For improved digestion, you can start consuming fermented foods including kimchi, kefir, sauerkraut, kombucha, natto, miso, tempeh, and stinky tofu. If you'd prefer to go the supplement route, you can take probiotics + prebiotics together, and / or digestive enzymes. Personally, I've noticed big improvements in my own gut health by consuming all of the above at one time or another, though these days I mainly stick to probiotics + prebiotics for convenience sake. Speaking of supplements, don't be afraid to add them in as needed. Our soils have become depleted and the food we grow isn't nearly as nutritious as it once was. As an example, I currently supplement with zinc, vitamin D, milk thistle, and collagen protein powder to cover my bases.
I won't get into this too much because 1) I'm not qualified and 2) it's a complex topic, but it's worth understanding the temperatures and actions of specific foods. No I'm not talking about hot coffee vs cold brew. In Traditional Chinese Medicine, lamb is considered a hot meat, cinnamon is a hot spice, lemon is a cold fruit, green tea is cooling, and sweet potatoes are neutral. This will seem like an abstract idea to the uninitiated, but it is referring to the effect that a specific food has on a person's body. If you have too much heat in your body, eating lamb or spicy food isn't going to be good for you. If you'd like to learn more about the temperature of various foods, you can visit http://chinesenutrition.org/, click on Browse Nutrition, and you can see the properties of almost anything you eat.

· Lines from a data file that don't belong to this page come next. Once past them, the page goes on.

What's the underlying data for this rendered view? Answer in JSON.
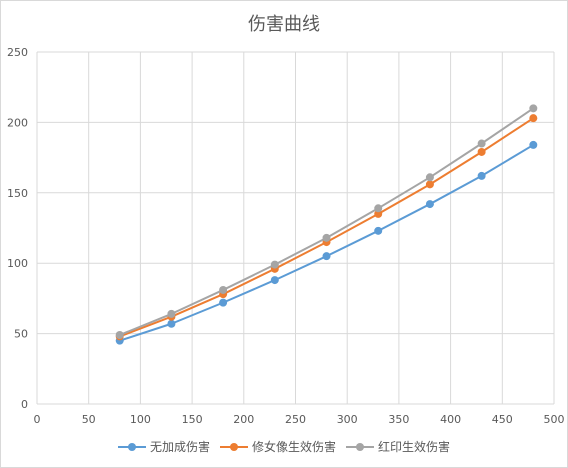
{
  "chart_data": {
    "type": "line",
    "title": "伤害曲线",
    "xlabel": "",
    "ylabel": "",
    "xlim": [
      0,
      500
    ],
    "ylim": [
      0,
      250
    ],
    "x_ticks": [
      "0",
      "50",
      "100",
      "150",
      "200",
      "250",
      "300",
      "350",
      "400",
      "450",
      "500"
    ],
    "y_ticks": [
      "0",
      "50",
      "100",
      "150",
      "200",
      "250"
    ],
    "grid": true,
    "legend_position": "bottom",
    "x": [
      80,
      130,
      180,
      230,
      280,
      330,
      380,
      430,
      480
    ],
    "series": [
      {
        "name": "无加成伤害",
        "color": "#5B9BD5",
        "values": [
          45,
          57,
          72,
          88,
          105,
          123,
          142,
          162,
          184
        ]
      },
      {
        "name": "修女像生效伤害",
        "color": "#ED7D31",
        "values": [
          48,
          62,
          78,
          96,
          115,
          135,
          156,
          179,
          203
        ]
      },
      {
        "name": "红印生效伤害",
        "color": "#A5A5A5",
        "values": [
          49,
          64,
          81,
          99,
          118,
          139,
          161,
          185,
          210
        ]
      }
    ]
  }
}
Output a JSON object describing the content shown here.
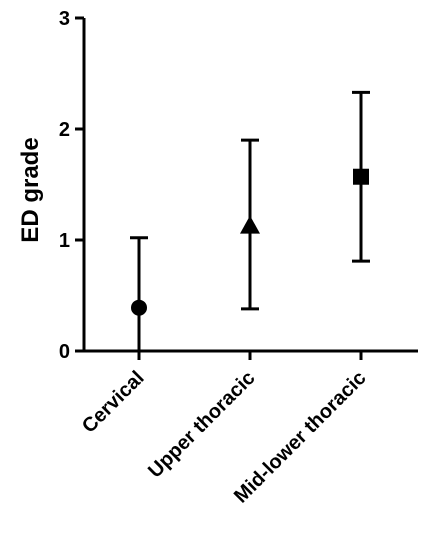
{
  "chart_data": {
    "type": "scatter",
    "title": "",
    "xlabel": "",
    "ylabel": "ED grade",
    "ylim": [
      0,
      3
    ],
    "yticks": [
      0,
      1,
      2,
      3
    ],
    "grid": false,
    "legend": "none",
    "categories": [
      "Cervical",
      "Upper thoracic",
      "Mid-lower thoracic"
    ],
    "points": [
      {
        "category": "Cervical",
        "mean": 0.39,
        "lower": -0.25,
        "upper": 1.02,
        "marker": "circle"
      },
      {
        "category": "Upper thoracic",
        "mean": 1.13,
        "lower": 0.38,
        "upper": 1.9,
        "marker": "triangle"
      },
      {
        "category": "Mid-lower thoracic",
        "mean": 1.57,
        "lower": 0.81,
        "upper": 2.33,
        "marker": "square"
      }
    ],
    "colors": {
      "marker": "#000000",
      "axis": "#000000"
    }
  }
}
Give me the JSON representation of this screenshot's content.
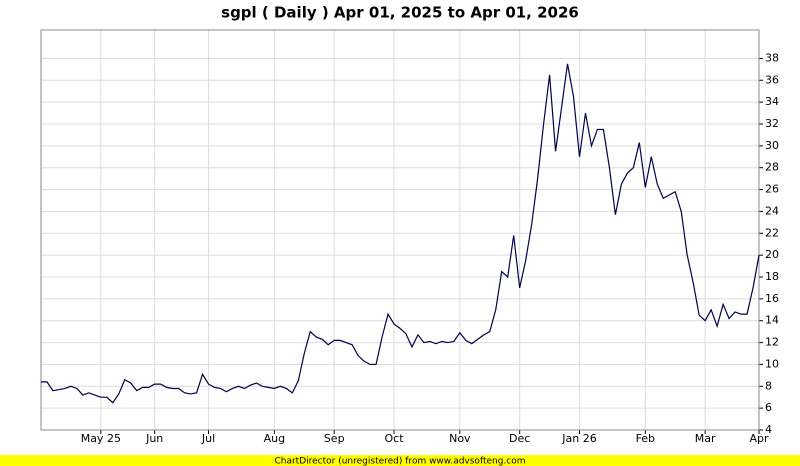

I'm sure that was a lot to take in, but the transition to a healthier diet doesn't have to be entirely painful. If you don't have serious health issues, you can get away with the 80/20 rule. That is, choosing to eat healthy 80% of the time, and allowing yourself to indulge in treat meals 20% of the time. Your body will be able to handle it, in fact it may even be a hormetic stressor. It's ok to eat ice cream or have a donut once in a while, but be aware of what you're putting into your body and how you feel afterwards. It's about making informed decisions.
If I can leave you with one overall message it is this. Prioritize vegetables, fruits, nuts, seeds, legumes, whole grains, meat, seafood, fish, eggs, and full fat dairy (if you can tolerate it). Cook with healthy fats. Try to eat as wide a variety as possible while avoiding foods that trigger any negative health issues for you.
Given that our bodies are not identical, everyone's specific dietary requirements are unique to them. The keto diet isn't going to be healthy for everyone, nor is a carnivore diet. Some people do well on a high carb diet, some will do better with more plant foods, and so on. The point is that a healthy diet is going to look a little bit different for everyone. And it's never too late to make a change in a positive direction. We've only been given one body, so why not find out how strong and vibrant it can become?